The offshore sector will increasingly focus on natural gas instead of oil over the next few decades, while policy support and technology improvements could also see offshore investment shift in favor of wind power. However, in the short run, offshore drilling is set for a resurgence.
The oil market downturn in 2014 hit offshore drilling hard. Developing an oil field offshore is a huge, complex, expensive and long-term undertaking, a proposition that fell out of favor when oil prices crashed. By comparison, shale drilling is relatively cheap and short-term and over the last few years, capital flowed out of the offshore sector and into the shale patch. Even the oil majors pivoted towards small, short-cycle shale drilling.
Today, a quarter of the world’s oil supply comes from offshore at about 26-27 mb/d, a figure that has remained steady over the past decade, which translates into a declining share of the overall market as total supply continues to grow.
But offshore costs have declined significantly over the past four years, so much so that the industry is starting to step up spending once again. Whereas a typical offshore project in the North Sea or in the U.S. Gulf of Mexico had a breakeven price between $60 and $80 per barrel prior to 2014, these days those costs have plunged to $25 to $40 per barrel, according to a new report from the International Energy Agency.
“Designs are being simplified, standardized and (in some cases) downsized, and a large overhang in the market for offshore services and equipment is also helping to exert downward pressure on costs – although this could be reversed as activity levels pick up,” the IEA wrote in its report.
An estimated 100 offshore projects could receive a greenlight this year, according to Rystad Energy, up from just 60 last year and 40 in 2016. “The offshore suppliers have created their own comeback,” Audun Martinsen, VP of Oilfield Service Research at Rystad Energy, said in a statement. “Their constant search for cost reductions and streamlining of operations has enabled them to cut offshore project costs by almost 50% compared to the heights of the last cycle.”
But even as offshore makes a comeback, the makeup of the sector is set for dramatic change in the years ahead. Oil companies are going to shift away from shallow water drilling, which tends to be mature, and move into deeper waters.
Meanwhile, companies will also increasingly target natural gas production instead of oil. Offshore wind is also set to grow dramatically, although the pace of growth depends quite a bit on the extent to which governments push policy in the direction of low-carbon energy.

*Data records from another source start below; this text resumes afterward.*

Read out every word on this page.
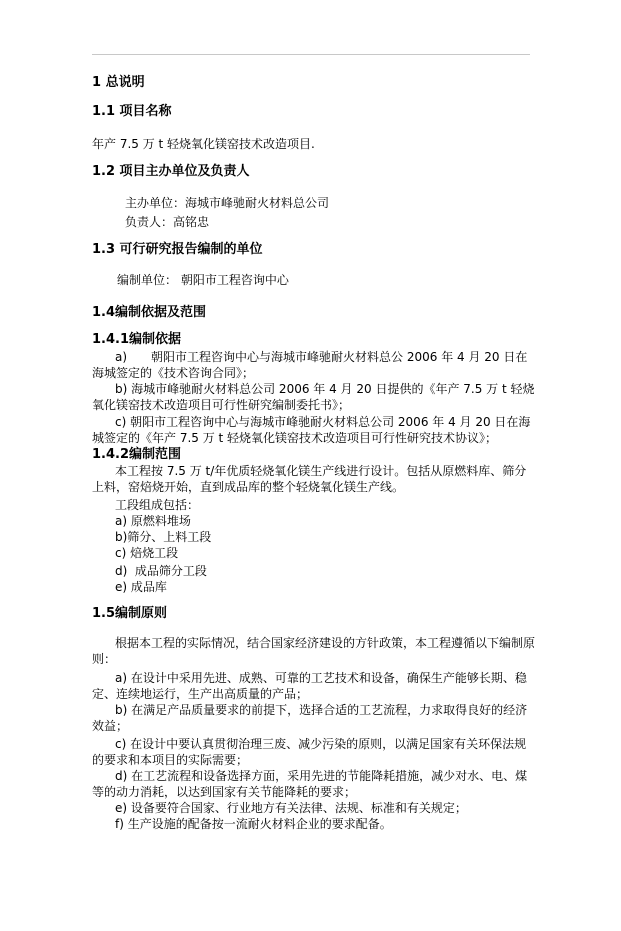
1 总说明
1.1 项目名称
年产 7.5 万 t 轻烧氧化镁窑技术改造项目.
1.2 项目主办单位及负责人
主办单位：海城市峰驰耐火材料总公司
负责人：高铭忠
1.3 可行研究报告编制的单位
编制单位： 朝阳市工程咨询中心
1.4编制依据及范围
1.4.1编制依据
a)　　朝阳市工程咨询中心与海城市峰驰耐火材料总公 2006 年 4 月 20 日在海城签定的《技术咨询合同》；
b) 海城市峰驰耐火材料总公司 2006 年 4 月 20 日提供的《年产 7.5 万 t 轻烧氧化镁窑技术改造项目可行性研究编制委托书》；
c) 朝阳市工程咨询中心与海城市峰驰耐火材料总公司 2006 年 4 月 20 日在海城签定的《年产 7.5 万 t 轻烧氧化镁窑技术改造项目可行性研究技术协议》；
1.4.2编制范围
本工程按 7.5 万 t/年优质轻烧氧化镁生产线进行设计。包括从原燃料库、筛分上料，窑焙烧开始，直到成品库的整个轻烧氧化镁生产线。
工段组成包括：
a) 原燃料堆场
b)筛分、上料工段
c) 焙烧工段
d)  成品筛分工段
e) 成品库
1.5编制原则
根据本工程的实际情况，结合国家经济建设的方针政策，本工程遵循以下编制原则：
a) 在设计中采用先进、成熟、可靠的工艺技术和设备，确保生产能够长期、稳定、连续地运行，生产出高质量的产品；
b) 在满足产品质量要求的前提下，选择合适的工艺流程，力求取得良好的经济效益；
c) 在设计中要认真贯彻治理三废、减少污染的原则，以满足国家有关环保法规的要求和本项目的实际需要；
d) 在工艺流程和设备选择方面，采用先进的节能降耗措施，减少对水、电、煤等的动力消耗，以达到国家有关节能降耗的要求；
e) 设备要符合国家、行业地方有关法律、法规、标准和有关规定；
f) 生产设施的配备按一流耐火材料企业的要求配备。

The IEA lays out two scenarios, which it dubs the “New Policies Scenario” and the “Sustainable Development Scenario.” The former is a more business-as-usual approach, although it incorporates technology innovation and some policies that have already been announced. The Sustainable Development Scenario encompasses a much more dramatic energy transition, as it assumes policies go into effect to reach the goals in the Paris Climate Agreement.
In both scenarios, natural gas takes on a greater role in the offshore sector, and wind power also makes gains. But in a business-as-usual future, offshore oil production remains relatively unchanged through 2040, and oil demand does not peak before then. U.S. shale levels off in the 2020s, and because the world will still need new supply, particularly to offset mature oil fields, the offshore sector will be called upon. Because offshore production is generally higher cost, “the marginal project required to balance the market in the New Policies Scenario becomes steadily more expensive, despite the assumption of continued technological progress,” the IEA said.

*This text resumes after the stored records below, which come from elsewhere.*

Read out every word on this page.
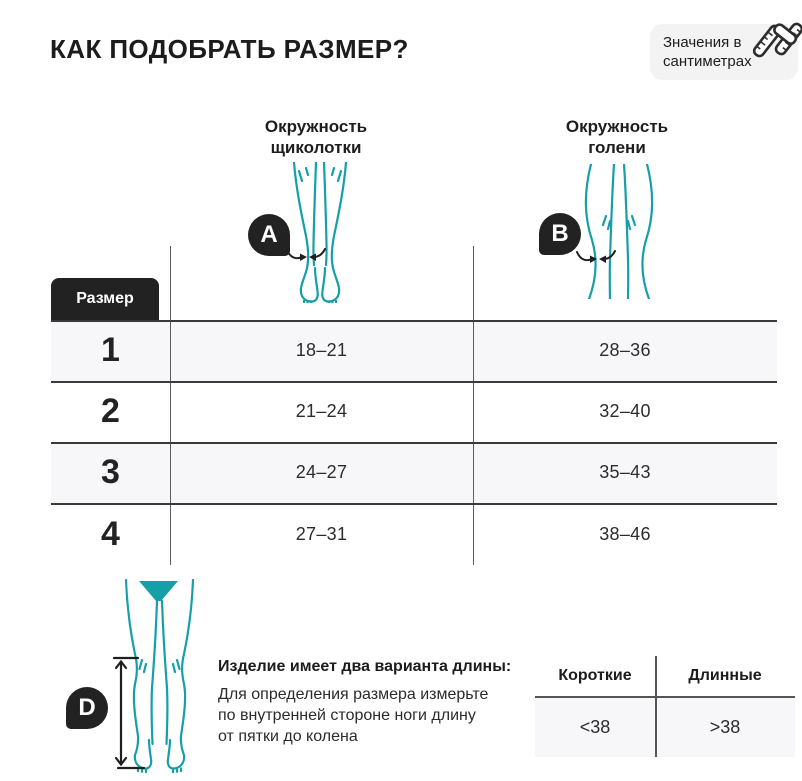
КАК ПОДОБРАТЬ РАЗМЕР?	Значения в
сантиметрах
Окружность
щиколотки
Окружность
голени
A	B
1	18–21	28–36
2	21–24	32–40
3	24–27	35–43
4	27–31	38–46
Размер
D
Изделие имеет два варианта длины:
Для определения размера измерьте
по внутренней стороне ноги длину
от пятки до колена
Короткие	Длинные
<38	>38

Most activity will be concentrated in a relative few number of places. “Brazil remains the global leader in deepwater production; Mexico also sees rapid growth as a result of successful bidding rounds since 2016, alongside the United States, African producers and some new players including Guyana and Suriname,” the IEA said.
Natural gas takes on a larger share, with gas demand set to rise and questions surrounding long-term oil demand. Most of the new production will come from the Middle East and offshore Tanzania and Mozambique.
Still, there is a tidal wave of decommissioning looming. The IEA says that between 2,500 and 3,000 offshore oil and gas projects will have to be decommissioned through 2040.
Offshore wind generation surges ten-fold through 2040 even in the more cautious scenario, pushed along by supportive policies in the EU and China, among other places. Technology is also improving rapidly, with the height of turbines doubling from 2010 to 2016 to over 200 meters. The IEA notes that a 12-megawatt turbine design is now in development. Floating turbines are also now getting underway.
The scaling up of wind generation, moving further offshore and into more attractive areas, is allowing for more generation at a lower cost. Those trends will continue. Offshore wind is currently 150 percent more expensive than onshore wind, but those costs will continue to fall.
However, in the IEA’s Sustainable Development Scenario, a much more dramatic transformation takes hold. Wind captures a third of total offshore investment by the 2030s, pulling equal to offshore oil and gas. Wind power rises from 14 gigawatts (GW) today to 160 GW in the New Policies Scenario in 2040, but it rises to 350 GW in the Sustainable Development Scenario. But even here the IEA offers a rather conservative estimate – offshore wind only accounts for 4 percent of global electricity generation by 2040 in that scenario.
Oil production remains flat at 27 mb/d in 2040 in the New Policies Scenario, but dips to 20 mb/d in the Sustainable Development Scenario as oil demand peaks and falls, which results in permanently lower oil prices.